Le conseiller d’État valaisan fraîchement élu Oskar Freysinger a déployé dans sa cave un drapeau militaire du IIe Reich allemand, utilisé comme emblème néonazi aujourd’hui. Il affirme ne pas s’en être rendu compte.
C’était officiellement le drapeau impérial de guerre de l’armée du Deuxième Empire (Reich) allemand dès 1871. Aujourd’hui, cet étendard tricolore noir, blanc et rouge, orné de la croix de fer et de l’aigle impérial, est devenu l’un des emblèmes des néonazis. Et il en existe un exemplaire chez Oskar Freysinger.
En effet, l’émission « Reporter », de la télévision suisse alémanique SRF, a montré dimanche soir ce drapeau historique déployé au plafond dans la cave du conseiller national UDC et conseiller d’État valaisan fraîchement élu, rapporte le Tages-Anzeiger mardi.
Le politicien a expliqué l’avoir acheté il y a 15 ans à Lübeck, en Allemagne, lors d’une exposition sur un sous-marin. Les couleurs et les symboles lui ont plu, a-t-il raconté. « Pour moi, il s’agit avant tout d’éléments décoratifs qui n’ont rien à voir avec une idéologie. »
Ce drapeau impérial a été utilisé par l’empire fédéral allemand ou Reich à des fins de propagande. L’une des images les plus célèbres de la Première Guerre mondiale montre un marin sur un navire en perdition brandissant l’étendard guerrier. Celui-ci restera en usage jusqu’à la fin de la guerre 1918. Les couleurs noir-blanc-rouge seront réintroduites en 1933 avec la fondation du Troisième Reich, soit l’État allemand nazi, avant que le parti n’opte pour le célèbre drapeau à croix gammée en 1935. Mais le drapeau du IIe Reich flottera encore sur les navires de guerre d’Hitler lors des cérémonies.
Drapeau pas interdit
Contrairement à la croix gammée nazie interdite en Allemagne après la fin de la Seconde Guerre mondiale, le drapeau tricolore du IIe Reich n’a jamais connu une telle mesure. Raison pour laquelle on le trouve encore fréquemment chez les néonazis. « Il est utilisé aujourd’hui par ceux qui veulent exprimer leur appartenance à l’extrême-droite », explique Sven Lüken, du Musée historique allemand à Berlin.
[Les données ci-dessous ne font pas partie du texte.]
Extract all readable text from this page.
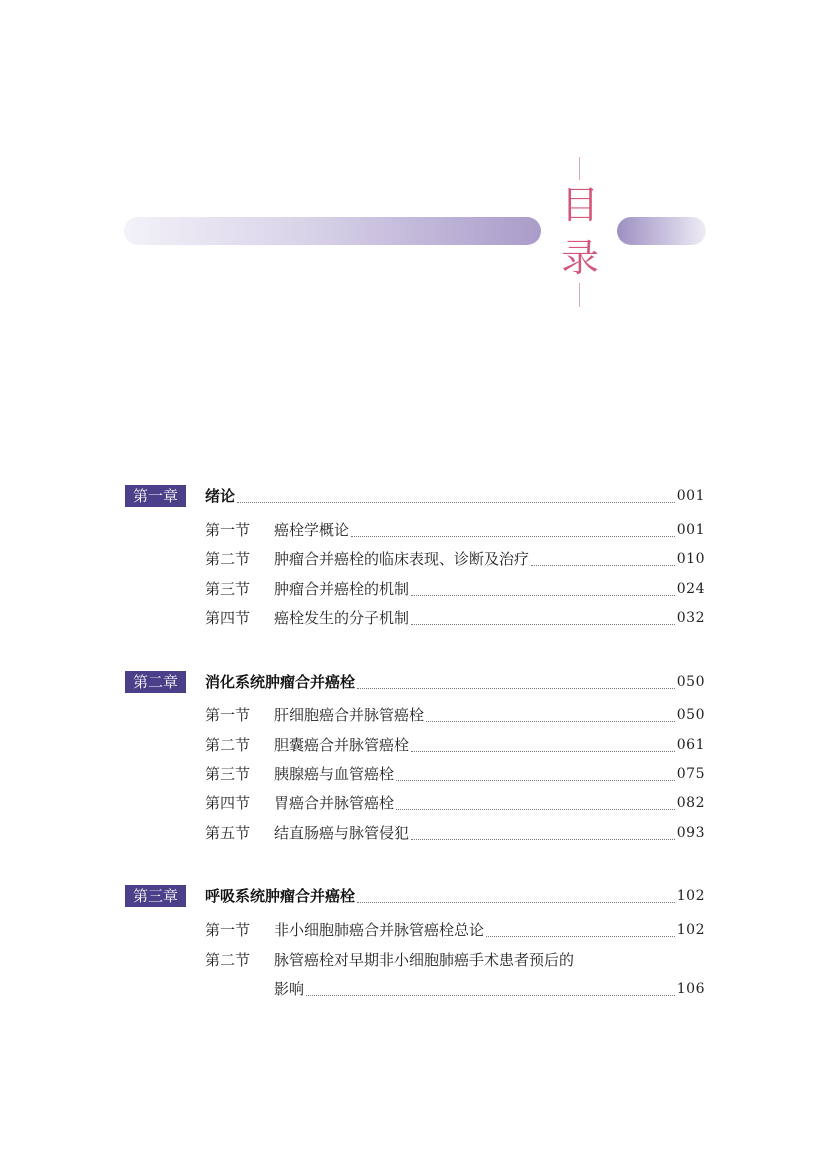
目
录
第一章	绪论	001
第一节 癌栓学概论	001
第二节 肿瘤合并癌栓的临床表现、诊断及治疗	010
第三节 肿瘤合并癌栓的机制	024
第四节 癌栓发生的分子机制	032
第二章	消化系统肿瘤合并癌栓	050
第一节 肝细胞癌合并脉管癌栓	050
第二节 胆囊癌合并脉管癌栓	061
第三节 胰腺癌与血管癌栓	075
第四节 胃癌合并脉管癌栓	082
第五节 结直肠癌与脉管侵犯	093
第三章	呼吸系统肿瘤合并癌栓	102
第一节 非小细胞肺癌合并脉管癌栓总论	102
第二节 脉管癌栓对早期非小细胞肺癌手术患者预后的
影响	106
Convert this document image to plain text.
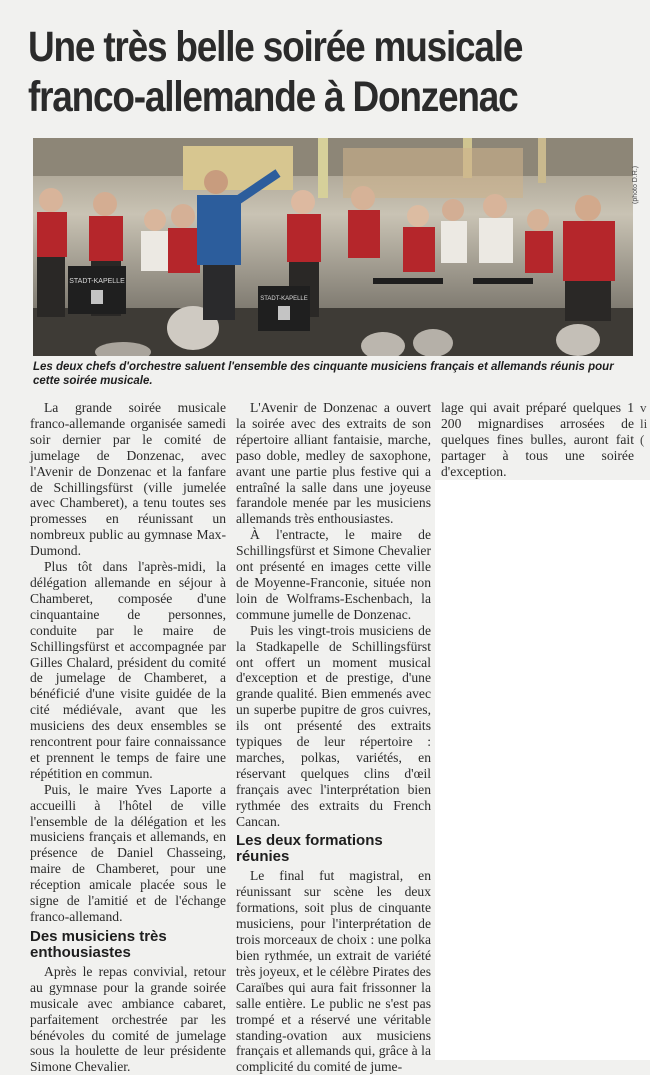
Une très belle soirée musicale
franco-allemande à Donzenac
STADT-KAPELLE
STADT-KAPELLE
(photo D.R.)

Les deux chefs d'orchestre saluent l'ensemble des cinquante musiciens français et allemands réunis pour cette soirée musicale.

La grande soirée musicale franco-allemande organisée samedi soir dernier par le comité de jumelage de Donzenac, avec l'Avenir de Donzenac et la fanfare de Schillingsfürst (ville jumelée avec Chamberet), a tenu toutes ses promesses en réunissant un nombreux public au gymnase Max-Dumond.

Plus tôt dans l'après-midi, la délégation allemande en séjour à Chamberet, composée d'une cinquantaine de personnes, conduite par le maire de Schillingsfürst et accompagnée par Gilles Chalard, président du comité de jumelage de Chamberet, a bénéficié d'une visite guidée de la cité médiévale, avant que les musiciens des deux ensembles se rencontrent pour faire connaissance et prennent le temps de faire une répétition en commun.

Puis, le maire Yves Laporte a accueilli à l'hôtel de ville l'ensemble de la délégation et les musiciens français et allemands, en présence de Daniel Chasseing, maire de Chamberet, pour une réception amicale placée sous le signe de l'amitié et de l'échange franco-allemand.

Des musiciens très enthousiastes

Après le repas convivial, retour au gymnase pour la grande soirée musicale avec ambiance cabaret, parfaitement orchestrée par les bénévoles du comité de jumelage sous la houlette de leur présidente Simone Chevalier.

L'Avenir de Donzenac a ouvert la soirée avec des extraits de son répertoire alliant fantaisie, marche, paso doble, medley de saxophone, avant une partie plus festive qui a entraîné la salle dans une joyeuse farandole menée par les musiciens allemands très enthousiastes.

À l'entracte, le maire de Schillingsfürst et Simone Chevalier ont présenté en images cette ville de Moyenne-Franconie, située non loin de Wolframs-Eschenbach, la commune jumelle de Donzenac.

Puis les vingt-trois musiciens de la Stadkapelle de Schillingsfürst ont offert un moment musical d'exception et de prestige, d'une grande qualité. Bien emmenés avec un superbe pupitre de gros cuivres, ils ont présenté des extraits typiques de leur répertoire : marches, polkas, variétés, en réservant quelques clins d'œil français avec l'interprétation bien rythmée des extraits du French Cancan.

Les deux formations réunies

Le final fut magistral, en réunissant sur scène les deux formations, soit plus de cinquante musiciens, pour l'interprétation de trois morceaux de choix : une polka bien rythmée, un extrait de variété très joyeux, et le célèbre Pirates des Caraïbes qui aura fait frissonner la salle entière. Le public ne s'est pas trompé et a réservé une véritable standing-ovation aux musiciens français et allemands qui, grâce à la complicité du comité de jume-

lage qui avait préparé quelques 1 200 mignardises arrosées de quelques fines bulles, auront fait partager à tous une soirée d'exception.

v
li
(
Le drapeau impérial a également flotté en Suisse, notamment chez des supporters bâlois lors d’un match de football entre Zurich et Bâle en 2007. L’UEFA avait alors condamné l’incident et l’Association suisse de football avait exigé que ce genre de drapeaux soient à l’avenir interdits de stade, sous peine de lourdes sanctions.
Mais Oskar Freysinger, qui enseigne l’allemand au niveau gymnasial en Valais, affirme qu’il ne savait rien de tout cela. J’ai acheté ce drapeau pour des considérations purement esthétiques, je le trouvais simplement beau. Il se défend de l’avoir acquis pour l’idéologie d’extrême-droite qu’il représente. En outre, ce qu’il accroche à ses murs chez lui ne regarde personne, estime-t-il.
« Consternation »
Mais Ronnie Bernheim, président de la Fondation contre le racisme et l’antisémitisme, se dit « consterné » qu’un tel drapeau puisse être déployé chez un conseiller national et conseiller d’État. « En tant que politicien et enseignant, Oskar Freysinger se doit d’être un exemple. Comment peut-il arborer chez lui un drapeau sous lequel les pires violations des droits de l’homme ont été commises ? », s’insurge-t-il dans le Tages-Anzeiger.
« Si Freysinger a laissé une équipe de télévision filmer un tel étendard, il ne s’agit plus dès lors d’une affaire privée », estime Ronnie Bernheim. Le drapeau célèbre publiquement, de manière involontaire peut-être, le néonazisme, selon lui. Mais le politicien valaisan ne se laisse pas pour autant impressionner : le drapeau n’étant pas interdit, il continuera de décorer sa cave, a-t-il conclu.